Moins poignant et déchirant que ses deux précédentes observations du couple, Un silence pourra ainsi paraître plus clinique, mais s’avère pourtant être l’énième confirmation d’un très grand metteur en scène et directeur d’acteurs. Mettant au premier plan ce mutisme comme dispositif d’une mise en scène qui désarçonne au premier abord mais qui s’avère finalement ravageuse, Joachim Lafosse parvient en très peu de mots et de gestes à faire exploser un mensonge qui n’en peut plus d’être porté.

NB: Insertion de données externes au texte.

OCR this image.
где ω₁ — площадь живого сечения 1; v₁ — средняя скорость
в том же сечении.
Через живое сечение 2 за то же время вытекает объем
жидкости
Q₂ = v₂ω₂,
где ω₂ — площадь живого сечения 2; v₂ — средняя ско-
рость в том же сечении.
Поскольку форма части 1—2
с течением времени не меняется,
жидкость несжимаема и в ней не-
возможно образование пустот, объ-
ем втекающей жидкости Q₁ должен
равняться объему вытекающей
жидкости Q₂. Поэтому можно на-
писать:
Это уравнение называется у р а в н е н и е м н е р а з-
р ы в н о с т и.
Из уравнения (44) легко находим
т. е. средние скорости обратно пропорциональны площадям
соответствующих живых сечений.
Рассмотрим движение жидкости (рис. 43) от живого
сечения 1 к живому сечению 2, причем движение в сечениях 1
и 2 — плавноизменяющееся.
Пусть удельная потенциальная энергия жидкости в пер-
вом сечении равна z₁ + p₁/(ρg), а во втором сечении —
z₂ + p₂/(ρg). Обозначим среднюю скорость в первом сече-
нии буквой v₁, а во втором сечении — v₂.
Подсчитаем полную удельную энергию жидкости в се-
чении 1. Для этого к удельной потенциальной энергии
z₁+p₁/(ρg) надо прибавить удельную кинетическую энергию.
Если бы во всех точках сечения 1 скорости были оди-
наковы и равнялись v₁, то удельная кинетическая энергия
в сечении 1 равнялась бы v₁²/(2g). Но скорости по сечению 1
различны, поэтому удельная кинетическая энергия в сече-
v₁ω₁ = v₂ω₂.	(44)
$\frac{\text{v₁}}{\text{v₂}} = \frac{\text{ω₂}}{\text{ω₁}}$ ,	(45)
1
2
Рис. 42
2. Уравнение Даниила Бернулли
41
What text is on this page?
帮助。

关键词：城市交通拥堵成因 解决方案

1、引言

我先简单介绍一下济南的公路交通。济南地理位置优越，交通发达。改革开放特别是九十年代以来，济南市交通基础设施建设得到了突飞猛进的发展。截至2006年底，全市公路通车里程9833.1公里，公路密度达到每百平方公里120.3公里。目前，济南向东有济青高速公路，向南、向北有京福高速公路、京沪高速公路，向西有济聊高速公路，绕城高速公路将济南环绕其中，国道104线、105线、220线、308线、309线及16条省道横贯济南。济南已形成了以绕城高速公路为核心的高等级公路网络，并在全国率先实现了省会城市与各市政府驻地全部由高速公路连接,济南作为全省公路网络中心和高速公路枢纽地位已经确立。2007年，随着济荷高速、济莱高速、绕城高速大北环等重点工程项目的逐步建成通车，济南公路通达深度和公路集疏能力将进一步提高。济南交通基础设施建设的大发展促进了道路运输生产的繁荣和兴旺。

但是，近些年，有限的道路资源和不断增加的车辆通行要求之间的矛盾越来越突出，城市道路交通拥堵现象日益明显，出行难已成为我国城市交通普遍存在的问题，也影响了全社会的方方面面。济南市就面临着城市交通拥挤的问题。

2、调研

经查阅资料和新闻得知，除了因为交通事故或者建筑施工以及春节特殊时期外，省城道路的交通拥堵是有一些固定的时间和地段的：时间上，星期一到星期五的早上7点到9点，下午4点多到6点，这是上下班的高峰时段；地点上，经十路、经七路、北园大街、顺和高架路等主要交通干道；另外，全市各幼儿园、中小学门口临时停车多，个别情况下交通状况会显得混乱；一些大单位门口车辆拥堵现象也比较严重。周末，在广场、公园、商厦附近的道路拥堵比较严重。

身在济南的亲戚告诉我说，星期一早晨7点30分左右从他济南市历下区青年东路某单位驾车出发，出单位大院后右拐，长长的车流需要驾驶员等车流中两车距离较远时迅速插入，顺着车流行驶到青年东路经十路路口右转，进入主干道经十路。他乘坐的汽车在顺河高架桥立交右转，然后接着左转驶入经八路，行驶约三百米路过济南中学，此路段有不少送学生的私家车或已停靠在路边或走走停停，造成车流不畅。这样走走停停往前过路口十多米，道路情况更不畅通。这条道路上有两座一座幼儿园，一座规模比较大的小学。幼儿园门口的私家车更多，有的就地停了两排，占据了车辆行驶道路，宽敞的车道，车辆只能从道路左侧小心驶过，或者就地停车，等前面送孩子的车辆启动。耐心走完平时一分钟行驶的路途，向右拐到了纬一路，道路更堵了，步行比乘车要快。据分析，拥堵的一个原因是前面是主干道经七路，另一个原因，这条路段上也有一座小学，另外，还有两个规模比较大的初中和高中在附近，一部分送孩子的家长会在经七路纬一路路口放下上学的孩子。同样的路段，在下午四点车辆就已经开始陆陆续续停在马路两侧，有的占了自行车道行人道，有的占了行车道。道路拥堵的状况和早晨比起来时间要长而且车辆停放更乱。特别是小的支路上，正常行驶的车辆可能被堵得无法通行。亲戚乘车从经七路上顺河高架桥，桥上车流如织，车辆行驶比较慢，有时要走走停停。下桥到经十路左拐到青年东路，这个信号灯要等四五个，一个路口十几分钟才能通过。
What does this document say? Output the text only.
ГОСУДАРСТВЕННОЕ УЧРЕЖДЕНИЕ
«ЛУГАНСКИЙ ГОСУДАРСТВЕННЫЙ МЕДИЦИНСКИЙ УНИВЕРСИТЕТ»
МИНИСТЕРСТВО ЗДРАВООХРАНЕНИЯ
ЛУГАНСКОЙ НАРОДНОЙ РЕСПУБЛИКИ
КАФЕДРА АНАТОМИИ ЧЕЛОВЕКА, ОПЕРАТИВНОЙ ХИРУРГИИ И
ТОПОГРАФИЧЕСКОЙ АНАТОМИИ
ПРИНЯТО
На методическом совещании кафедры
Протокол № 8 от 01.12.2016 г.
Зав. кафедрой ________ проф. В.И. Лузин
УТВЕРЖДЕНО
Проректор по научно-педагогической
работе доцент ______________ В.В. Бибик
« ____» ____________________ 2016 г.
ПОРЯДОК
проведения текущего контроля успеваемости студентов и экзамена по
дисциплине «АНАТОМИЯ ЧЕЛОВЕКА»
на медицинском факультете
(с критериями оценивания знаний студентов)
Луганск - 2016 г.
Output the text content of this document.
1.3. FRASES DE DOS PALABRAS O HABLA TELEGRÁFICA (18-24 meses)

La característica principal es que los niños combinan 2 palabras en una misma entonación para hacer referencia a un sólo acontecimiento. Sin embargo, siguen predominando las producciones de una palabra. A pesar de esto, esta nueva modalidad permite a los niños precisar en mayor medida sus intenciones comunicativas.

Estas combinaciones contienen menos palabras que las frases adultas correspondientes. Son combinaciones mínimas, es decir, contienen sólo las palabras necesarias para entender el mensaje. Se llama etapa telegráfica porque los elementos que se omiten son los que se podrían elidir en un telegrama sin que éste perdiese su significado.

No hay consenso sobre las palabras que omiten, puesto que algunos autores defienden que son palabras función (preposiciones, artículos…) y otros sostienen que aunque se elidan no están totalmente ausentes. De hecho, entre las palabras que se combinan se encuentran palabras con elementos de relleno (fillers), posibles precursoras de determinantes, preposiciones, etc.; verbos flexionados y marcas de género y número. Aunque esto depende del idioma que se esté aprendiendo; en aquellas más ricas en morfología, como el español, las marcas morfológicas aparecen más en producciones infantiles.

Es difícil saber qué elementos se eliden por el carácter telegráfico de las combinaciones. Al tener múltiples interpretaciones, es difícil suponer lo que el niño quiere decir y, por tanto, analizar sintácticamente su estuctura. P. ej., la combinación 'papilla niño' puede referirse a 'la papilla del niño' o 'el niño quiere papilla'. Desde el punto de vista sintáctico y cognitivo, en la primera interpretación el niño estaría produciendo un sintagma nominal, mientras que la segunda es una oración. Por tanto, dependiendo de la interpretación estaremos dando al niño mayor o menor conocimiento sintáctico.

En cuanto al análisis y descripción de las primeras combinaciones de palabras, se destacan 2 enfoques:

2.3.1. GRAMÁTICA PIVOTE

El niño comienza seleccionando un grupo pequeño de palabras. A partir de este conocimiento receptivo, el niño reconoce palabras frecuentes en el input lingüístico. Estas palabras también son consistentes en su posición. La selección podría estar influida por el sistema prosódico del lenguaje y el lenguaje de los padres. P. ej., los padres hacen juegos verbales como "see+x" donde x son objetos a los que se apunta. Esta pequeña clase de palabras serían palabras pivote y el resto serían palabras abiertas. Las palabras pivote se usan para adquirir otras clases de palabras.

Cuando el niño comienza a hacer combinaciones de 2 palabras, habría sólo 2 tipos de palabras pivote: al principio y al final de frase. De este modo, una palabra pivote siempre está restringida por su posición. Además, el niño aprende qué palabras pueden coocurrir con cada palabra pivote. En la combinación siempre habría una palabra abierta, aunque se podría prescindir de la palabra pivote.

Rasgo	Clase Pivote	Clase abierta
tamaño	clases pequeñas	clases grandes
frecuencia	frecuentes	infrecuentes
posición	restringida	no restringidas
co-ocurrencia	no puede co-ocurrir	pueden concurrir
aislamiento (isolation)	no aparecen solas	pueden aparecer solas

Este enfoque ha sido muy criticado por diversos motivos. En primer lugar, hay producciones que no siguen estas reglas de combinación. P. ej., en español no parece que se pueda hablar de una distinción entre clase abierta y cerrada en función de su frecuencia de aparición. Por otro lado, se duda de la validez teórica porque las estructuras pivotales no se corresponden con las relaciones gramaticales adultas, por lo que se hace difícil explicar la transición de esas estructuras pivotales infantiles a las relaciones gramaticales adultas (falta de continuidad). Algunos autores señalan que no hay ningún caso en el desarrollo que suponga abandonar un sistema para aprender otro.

Un film comme un cauchemar dont la voie de sortie s’incarne en une parole, qui se fait définitivement libératrice et infiniment précieuse, telle une urgence à rappeler.
Un silence est disponible en VOD, Blu-ray et DVD.
Avis
Un silence est ainsi l'œuvre la plus aride de son cinéaste. Il en demeure pourtant la véritable prouesse de parvenir à mettre en scène des dialogues qui n'ont jamais lieu, une vérité tue qui empoisonne au cœur d'un récit dont la tension montant crescendo finit par résonner et prendre aux tripes.